Di fatto oggi ci troviamo nella situazione in cui l’avvocato che per ottenere e mantenersi il cliente, svolge attività quasi a parametro zero; riceve i propri clienti nei tavolini dei bar in quanto per risparmiare preferisce non avere i costi fissi dello studio (cosa che è vietata anche dal codice deontologico). Così facendo noi stessi abbiamo in primo luogo distrutto l’onorabilità e la dignità della nostra professione in secondo luogo abbiamo creato il “Discount dell’avvocato”, che unito a questo momento generalizzato di crisi ha fatto si che il cliente non scelga più il proprio avvocato in base alle proprie competenze, ma solo in base al prezzo.

E’ una strada senza uscita?

Assolutamente no! Sono consapevole che oggi la vita dell’avvocato non sia facile, ma così come siamo stati in grado di rovinare il mondo forense, così potremo sicuramente riportare la nostra professione ai livelli che si merita.

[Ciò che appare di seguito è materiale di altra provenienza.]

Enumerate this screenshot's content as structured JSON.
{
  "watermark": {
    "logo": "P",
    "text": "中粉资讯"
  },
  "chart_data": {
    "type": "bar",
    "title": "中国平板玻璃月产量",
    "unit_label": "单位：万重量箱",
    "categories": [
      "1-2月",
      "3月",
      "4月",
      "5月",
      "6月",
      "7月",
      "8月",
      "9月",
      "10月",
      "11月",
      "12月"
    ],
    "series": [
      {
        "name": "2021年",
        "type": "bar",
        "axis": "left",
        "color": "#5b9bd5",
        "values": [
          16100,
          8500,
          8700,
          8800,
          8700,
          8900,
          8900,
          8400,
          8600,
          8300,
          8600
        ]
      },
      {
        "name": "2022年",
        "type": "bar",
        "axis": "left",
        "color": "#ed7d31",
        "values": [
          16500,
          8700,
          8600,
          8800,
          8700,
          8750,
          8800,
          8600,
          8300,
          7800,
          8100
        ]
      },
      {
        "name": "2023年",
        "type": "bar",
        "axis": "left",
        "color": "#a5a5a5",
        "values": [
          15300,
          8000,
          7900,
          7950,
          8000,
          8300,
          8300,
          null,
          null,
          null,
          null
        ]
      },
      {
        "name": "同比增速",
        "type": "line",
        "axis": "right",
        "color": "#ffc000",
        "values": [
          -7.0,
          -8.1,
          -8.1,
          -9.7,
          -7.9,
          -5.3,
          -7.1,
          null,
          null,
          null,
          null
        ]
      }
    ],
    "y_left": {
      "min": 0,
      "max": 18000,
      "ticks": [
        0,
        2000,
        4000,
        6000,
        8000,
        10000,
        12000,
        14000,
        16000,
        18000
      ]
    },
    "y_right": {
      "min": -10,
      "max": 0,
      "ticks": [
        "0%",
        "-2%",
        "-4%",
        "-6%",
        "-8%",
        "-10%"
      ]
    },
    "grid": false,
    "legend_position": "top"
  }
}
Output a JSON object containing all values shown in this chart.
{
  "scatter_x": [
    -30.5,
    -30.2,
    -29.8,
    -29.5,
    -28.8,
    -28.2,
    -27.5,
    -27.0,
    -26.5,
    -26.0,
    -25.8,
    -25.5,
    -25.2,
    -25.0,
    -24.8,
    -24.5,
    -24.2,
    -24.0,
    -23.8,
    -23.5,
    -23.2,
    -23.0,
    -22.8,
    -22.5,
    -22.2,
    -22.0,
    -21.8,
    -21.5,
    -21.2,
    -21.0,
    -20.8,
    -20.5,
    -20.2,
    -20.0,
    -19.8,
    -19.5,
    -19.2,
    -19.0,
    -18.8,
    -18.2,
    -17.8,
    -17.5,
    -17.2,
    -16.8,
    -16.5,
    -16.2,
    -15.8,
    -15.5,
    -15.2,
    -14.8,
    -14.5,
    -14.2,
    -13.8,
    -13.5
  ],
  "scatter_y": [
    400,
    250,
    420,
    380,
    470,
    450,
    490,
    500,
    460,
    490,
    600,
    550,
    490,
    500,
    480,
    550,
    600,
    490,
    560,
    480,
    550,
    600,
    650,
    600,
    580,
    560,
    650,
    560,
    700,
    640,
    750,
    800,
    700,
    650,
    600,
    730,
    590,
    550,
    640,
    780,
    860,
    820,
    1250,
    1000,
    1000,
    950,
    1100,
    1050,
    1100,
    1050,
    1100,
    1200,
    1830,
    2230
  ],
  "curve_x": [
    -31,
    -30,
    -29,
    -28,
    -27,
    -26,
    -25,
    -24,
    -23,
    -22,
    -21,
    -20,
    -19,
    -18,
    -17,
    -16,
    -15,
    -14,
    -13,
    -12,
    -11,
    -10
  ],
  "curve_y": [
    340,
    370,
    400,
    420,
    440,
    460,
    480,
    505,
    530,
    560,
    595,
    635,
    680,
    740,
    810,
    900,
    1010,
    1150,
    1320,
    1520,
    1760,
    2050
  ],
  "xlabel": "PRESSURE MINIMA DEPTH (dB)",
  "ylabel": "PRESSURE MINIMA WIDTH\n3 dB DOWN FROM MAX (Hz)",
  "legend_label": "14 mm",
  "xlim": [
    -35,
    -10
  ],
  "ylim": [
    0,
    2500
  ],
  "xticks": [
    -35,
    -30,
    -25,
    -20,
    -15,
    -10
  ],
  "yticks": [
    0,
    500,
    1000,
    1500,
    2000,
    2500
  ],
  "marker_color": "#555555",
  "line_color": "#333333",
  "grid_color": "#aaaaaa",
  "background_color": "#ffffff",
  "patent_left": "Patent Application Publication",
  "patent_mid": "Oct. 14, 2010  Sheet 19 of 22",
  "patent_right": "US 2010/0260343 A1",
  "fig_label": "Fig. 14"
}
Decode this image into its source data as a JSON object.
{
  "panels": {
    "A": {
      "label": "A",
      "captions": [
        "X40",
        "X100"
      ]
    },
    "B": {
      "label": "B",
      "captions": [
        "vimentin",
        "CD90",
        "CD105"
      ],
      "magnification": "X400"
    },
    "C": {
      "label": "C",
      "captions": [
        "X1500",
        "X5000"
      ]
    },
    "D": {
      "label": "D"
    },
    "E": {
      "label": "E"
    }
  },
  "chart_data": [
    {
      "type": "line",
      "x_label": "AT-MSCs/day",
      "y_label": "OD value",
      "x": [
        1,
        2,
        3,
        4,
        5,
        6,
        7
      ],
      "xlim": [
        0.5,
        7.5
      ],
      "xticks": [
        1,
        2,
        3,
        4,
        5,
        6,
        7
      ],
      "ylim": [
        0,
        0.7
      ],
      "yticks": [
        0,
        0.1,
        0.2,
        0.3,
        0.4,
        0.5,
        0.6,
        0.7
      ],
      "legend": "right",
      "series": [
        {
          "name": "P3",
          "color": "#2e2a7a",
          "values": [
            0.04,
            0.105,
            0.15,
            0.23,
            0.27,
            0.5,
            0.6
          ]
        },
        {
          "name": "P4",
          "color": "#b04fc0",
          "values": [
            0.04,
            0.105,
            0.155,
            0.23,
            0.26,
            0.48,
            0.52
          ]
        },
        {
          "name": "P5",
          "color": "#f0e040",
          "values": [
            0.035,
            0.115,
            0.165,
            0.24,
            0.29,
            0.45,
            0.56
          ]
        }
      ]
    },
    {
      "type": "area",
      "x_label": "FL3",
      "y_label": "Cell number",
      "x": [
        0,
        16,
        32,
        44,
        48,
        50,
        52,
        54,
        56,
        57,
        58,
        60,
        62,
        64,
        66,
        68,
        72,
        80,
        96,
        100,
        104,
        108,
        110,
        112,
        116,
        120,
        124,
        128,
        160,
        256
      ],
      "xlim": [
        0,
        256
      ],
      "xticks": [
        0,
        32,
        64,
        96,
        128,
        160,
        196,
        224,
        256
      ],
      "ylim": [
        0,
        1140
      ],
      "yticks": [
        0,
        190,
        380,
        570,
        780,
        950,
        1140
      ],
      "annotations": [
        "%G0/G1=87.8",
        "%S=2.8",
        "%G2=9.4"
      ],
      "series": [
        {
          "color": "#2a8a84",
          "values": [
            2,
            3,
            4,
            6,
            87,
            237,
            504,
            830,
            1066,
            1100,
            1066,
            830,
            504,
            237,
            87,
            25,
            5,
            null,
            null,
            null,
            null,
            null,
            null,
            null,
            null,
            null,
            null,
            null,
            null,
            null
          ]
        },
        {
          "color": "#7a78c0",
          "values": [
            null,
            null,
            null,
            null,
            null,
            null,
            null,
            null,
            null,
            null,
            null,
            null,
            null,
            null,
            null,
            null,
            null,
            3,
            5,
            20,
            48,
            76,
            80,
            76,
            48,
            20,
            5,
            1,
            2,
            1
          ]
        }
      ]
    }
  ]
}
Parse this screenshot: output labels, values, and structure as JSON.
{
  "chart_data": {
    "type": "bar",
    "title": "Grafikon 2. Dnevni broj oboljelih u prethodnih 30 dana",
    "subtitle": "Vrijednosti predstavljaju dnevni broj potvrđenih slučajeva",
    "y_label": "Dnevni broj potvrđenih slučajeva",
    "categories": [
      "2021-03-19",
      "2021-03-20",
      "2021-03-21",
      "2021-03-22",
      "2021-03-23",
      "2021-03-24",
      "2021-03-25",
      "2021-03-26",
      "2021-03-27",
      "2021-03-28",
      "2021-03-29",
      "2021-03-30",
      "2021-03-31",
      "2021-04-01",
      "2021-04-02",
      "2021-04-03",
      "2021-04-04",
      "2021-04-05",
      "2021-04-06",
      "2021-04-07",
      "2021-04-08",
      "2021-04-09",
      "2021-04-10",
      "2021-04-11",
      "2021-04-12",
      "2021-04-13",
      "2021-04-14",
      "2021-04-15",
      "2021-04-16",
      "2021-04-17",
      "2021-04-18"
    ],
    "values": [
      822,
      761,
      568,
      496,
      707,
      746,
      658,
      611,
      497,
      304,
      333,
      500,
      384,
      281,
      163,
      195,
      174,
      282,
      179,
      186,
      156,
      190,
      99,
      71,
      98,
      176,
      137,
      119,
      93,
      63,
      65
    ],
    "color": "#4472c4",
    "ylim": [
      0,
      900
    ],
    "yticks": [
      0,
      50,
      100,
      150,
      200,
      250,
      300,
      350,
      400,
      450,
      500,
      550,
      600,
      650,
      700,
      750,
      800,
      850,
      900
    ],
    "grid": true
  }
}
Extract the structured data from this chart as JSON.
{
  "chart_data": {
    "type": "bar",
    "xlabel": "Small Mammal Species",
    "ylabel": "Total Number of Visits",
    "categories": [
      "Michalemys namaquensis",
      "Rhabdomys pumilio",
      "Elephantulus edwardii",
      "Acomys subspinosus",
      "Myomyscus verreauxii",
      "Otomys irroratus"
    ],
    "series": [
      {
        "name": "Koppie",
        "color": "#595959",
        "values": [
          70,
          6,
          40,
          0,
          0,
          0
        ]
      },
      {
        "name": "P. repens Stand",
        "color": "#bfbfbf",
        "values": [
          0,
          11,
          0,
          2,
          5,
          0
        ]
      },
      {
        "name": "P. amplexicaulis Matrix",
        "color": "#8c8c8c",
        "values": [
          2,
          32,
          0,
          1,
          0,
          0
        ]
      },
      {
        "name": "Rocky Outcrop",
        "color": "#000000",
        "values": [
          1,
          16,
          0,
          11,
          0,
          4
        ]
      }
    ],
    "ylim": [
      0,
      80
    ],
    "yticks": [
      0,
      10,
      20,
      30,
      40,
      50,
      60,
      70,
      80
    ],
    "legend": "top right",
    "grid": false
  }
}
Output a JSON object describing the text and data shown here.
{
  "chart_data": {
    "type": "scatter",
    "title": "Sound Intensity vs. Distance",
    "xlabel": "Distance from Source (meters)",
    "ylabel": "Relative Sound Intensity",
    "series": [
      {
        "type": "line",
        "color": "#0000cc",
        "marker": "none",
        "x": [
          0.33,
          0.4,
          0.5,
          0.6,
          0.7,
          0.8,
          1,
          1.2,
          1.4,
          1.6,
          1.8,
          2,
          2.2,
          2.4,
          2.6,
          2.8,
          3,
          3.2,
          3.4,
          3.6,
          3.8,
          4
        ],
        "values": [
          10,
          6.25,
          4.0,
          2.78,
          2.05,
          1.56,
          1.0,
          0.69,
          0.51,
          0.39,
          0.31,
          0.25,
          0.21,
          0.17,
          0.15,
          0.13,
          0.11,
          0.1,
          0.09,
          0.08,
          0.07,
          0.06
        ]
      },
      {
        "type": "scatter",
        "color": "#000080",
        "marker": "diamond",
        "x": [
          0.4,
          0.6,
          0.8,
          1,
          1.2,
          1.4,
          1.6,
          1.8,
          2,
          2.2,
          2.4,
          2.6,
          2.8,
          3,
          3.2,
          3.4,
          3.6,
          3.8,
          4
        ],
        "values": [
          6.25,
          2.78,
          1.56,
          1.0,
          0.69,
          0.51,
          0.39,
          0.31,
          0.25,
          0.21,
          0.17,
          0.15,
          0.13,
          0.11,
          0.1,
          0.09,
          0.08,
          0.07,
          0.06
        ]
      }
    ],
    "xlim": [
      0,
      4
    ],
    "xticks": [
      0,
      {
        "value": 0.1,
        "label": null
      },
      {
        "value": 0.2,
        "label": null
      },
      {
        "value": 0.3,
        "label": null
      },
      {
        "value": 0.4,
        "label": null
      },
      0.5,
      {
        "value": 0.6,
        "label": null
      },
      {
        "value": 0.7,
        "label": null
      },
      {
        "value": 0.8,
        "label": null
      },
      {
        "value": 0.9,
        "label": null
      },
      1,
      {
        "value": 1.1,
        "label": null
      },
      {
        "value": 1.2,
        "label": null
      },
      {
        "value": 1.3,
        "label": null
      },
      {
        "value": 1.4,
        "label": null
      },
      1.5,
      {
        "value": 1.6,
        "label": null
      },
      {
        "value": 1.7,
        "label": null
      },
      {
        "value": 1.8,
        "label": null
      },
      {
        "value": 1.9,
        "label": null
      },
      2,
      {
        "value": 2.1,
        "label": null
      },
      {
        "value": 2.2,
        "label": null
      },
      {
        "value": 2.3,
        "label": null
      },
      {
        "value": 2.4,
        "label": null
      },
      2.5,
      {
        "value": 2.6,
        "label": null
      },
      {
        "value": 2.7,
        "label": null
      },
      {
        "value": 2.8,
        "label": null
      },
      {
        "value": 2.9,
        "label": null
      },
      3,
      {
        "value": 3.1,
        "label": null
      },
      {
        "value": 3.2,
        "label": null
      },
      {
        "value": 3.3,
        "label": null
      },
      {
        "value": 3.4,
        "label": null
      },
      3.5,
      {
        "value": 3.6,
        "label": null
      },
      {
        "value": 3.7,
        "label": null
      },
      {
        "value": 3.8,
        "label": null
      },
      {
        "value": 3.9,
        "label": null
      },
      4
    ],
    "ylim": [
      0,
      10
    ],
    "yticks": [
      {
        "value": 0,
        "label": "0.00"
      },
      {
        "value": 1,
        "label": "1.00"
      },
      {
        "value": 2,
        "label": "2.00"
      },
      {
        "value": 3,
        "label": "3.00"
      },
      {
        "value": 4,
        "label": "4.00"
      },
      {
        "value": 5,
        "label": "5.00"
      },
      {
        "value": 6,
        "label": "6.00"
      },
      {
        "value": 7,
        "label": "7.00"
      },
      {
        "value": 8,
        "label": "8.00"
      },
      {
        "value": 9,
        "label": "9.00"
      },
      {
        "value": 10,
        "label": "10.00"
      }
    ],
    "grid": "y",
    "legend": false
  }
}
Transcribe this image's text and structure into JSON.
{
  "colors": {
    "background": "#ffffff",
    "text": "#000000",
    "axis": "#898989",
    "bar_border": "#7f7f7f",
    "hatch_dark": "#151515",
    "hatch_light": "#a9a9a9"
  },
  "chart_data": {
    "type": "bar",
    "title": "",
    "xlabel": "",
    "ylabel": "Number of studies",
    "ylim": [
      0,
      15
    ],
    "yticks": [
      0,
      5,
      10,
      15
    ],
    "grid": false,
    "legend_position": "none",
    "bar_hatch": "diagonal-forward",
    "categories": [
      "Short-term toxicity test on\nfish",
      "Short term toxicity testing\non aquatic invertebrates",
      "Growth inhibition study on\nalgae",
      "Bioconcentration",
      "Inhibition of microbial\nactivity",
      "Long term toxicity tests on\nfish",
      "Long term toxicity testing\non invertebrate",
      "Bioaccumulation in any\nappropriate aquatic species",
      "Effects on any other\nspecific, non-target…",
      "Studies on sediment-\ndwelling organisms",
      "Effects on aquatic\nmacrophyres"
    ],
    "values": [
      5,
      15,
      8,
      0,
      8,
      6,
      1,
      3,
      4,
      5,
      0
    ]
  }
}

In primo luogo è necessario svolgere la professione con passione ed amore ed in secondo luogo cercare con il nostro comportamento di ripristinare quella serietà e dignità che sono state da sempre un punto di forza dell’avvocato. 

Evidenzio che il Consiglio Nazionale Forense con sentenza n.244/2017 ha stabilito che l’avvocato non può accettare compensi troppo esigui. Nella parte motiva della sentenza si legge che un compenso onnicomprensivo irrisorio modificherebbe la peculiare funzione della professione forense in quanto si tradurrebbe in un comportamento lesivo del decoro e della dignità che devono caratterizzare le attività dell’avvocato. Inoltre, non accettare compensi irrisori rispetterebbe il principio della diretta e leale concorrenza.

Dalla lettura di questa sentenza si evidenzia che un giusto compenso contribuisce a restituire il giusto decoro alla professione. Ma qual’è il giusto compenso? Il Ministero della Giustizia ha emanato nel 2014 il Decreto n. 55 (recentemente modificato dal Decreto Ministero della Giustizia 37/2018) che detta le linee guida per la determinazione dei compensi professionali, con aumenti e riduzioni a seconda dei casi specifici. Questo ovviamente non implica che non si possa per parenti o amici stretti prestare la propria assistenza anche a titolo gratuito.